6x7 = 42 dni - by ogarnąć się przed świętami!!!
Byłoby dobrze zejść w okolice 70 kg, żeby do prawdziwej wiosny (kiedy znikną ostatnie śniegi i wszystko się zazieleni) osiągnąć cel i bez zażenowania wskoczyć w lżejsze ciuszki.
Startuję z wagą 77,6 (ubiegła edycja zakończyła się dla mnie zyskiem 1 kg).

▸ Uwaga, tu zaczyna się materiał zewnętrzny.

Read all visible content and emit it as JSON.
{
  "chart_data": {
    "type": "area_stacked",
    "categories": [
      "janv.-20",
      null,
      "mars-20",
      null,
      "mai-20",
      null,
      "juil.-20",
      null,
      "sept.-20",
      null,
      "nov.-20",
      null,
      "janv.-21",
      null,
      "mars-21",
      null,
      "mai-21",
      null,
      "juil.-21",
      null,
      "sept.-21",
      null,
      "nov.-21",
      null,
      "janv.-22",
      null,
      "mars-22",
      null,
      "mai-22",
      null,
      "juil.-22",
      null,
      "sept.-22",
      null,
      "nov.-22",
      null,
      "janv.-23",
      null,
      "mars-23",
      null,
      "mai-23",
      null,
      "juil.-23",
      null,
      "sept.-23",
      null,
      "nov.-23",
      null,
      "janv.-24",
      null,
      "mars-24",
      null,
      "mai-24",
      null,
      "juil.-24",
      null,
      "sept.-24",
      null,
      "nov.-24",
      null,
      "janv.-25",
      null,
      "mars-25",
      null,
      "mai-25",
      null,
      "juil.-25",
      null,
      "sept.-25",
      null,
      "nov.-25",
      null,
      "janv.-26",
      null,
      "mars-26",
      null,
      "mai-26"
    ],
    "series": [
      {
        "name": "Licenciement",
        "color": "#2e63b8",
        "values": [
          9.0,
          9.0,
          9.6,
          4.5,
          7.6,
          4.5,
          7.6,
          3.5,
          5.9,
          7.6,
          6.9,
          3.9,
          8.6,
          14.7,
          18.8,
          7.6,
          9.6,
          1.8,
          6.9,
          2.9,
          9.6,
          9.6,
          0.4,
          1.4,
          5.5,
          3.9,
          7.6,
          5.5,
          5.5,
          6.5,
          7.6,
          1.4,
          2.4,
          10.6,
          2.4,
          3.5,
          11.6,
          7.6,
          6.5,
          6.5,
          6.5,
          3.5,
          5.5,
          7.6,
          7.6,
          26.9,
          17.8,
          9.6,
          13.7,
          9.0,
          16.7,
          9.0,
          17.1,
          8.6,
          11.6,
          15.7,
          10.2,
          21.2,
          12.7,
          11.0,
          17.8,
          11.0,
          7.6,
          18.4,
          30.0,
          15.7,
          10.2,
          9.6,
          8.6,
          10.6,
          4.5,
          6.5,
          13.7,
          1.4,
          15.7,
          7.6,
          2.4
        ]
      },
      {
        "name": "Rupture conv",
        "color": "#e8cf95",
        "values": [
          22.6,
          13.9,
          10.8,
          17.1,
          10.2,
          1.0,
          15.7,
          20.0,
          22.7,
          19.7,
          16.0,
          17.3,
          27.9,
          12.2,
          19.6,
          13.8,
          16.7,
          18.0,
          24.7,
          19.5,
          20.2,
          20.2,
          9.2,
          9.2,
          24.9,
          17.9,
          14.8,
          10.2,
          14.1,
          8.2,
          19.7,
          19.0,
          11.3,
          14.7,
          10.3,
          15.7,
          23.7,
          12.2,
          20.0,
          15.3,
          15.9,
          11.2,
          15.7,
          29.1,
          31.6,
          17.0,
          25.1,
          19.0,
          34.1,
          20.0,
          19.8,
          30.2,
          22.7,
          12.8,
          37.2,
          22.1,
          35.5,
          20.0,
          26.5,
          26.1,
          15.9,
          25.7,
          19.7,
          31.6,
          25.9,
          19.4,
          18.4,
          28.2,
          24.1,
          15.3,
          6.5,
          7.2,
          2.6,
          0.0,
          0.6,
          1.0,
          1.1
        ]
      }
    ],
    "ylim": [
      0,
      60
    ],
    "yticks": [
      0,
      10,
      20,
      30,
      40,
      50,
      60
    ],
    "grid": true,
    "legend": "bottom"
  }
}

Teraz się nie poddam - motywacja = WIOSNA!!!
menu:
kawa 40, woda z miodem i cytryną 50, jabłko 60, marchew 10, mandarynka 30 = 190
jabłko 60, marchew 10, mandarynka 30, jogurt 90 =190
2 chrupkie 60, banan 100, mandarynka 30 = 190
orzechy włoskie 30 g........... o kurka 200 kcal, rodzynki 55, 2 gorzkie 55 = 310
razowiec z sałatą, ogórkiem, kiełkami i tyćką sera = ok 350
1580 kcal
ponad 1 h aero
pierwszy dzień od XXX bez słodyczy
mimo iż zjadłam więcej niż zakładałam - jestem z siebie dumna :)
basiaaak
19 lutego 2013, 10:49mi się marzy 75 mimo, że jeszcze w sierpniu była to dla mnie masakryczna liczba.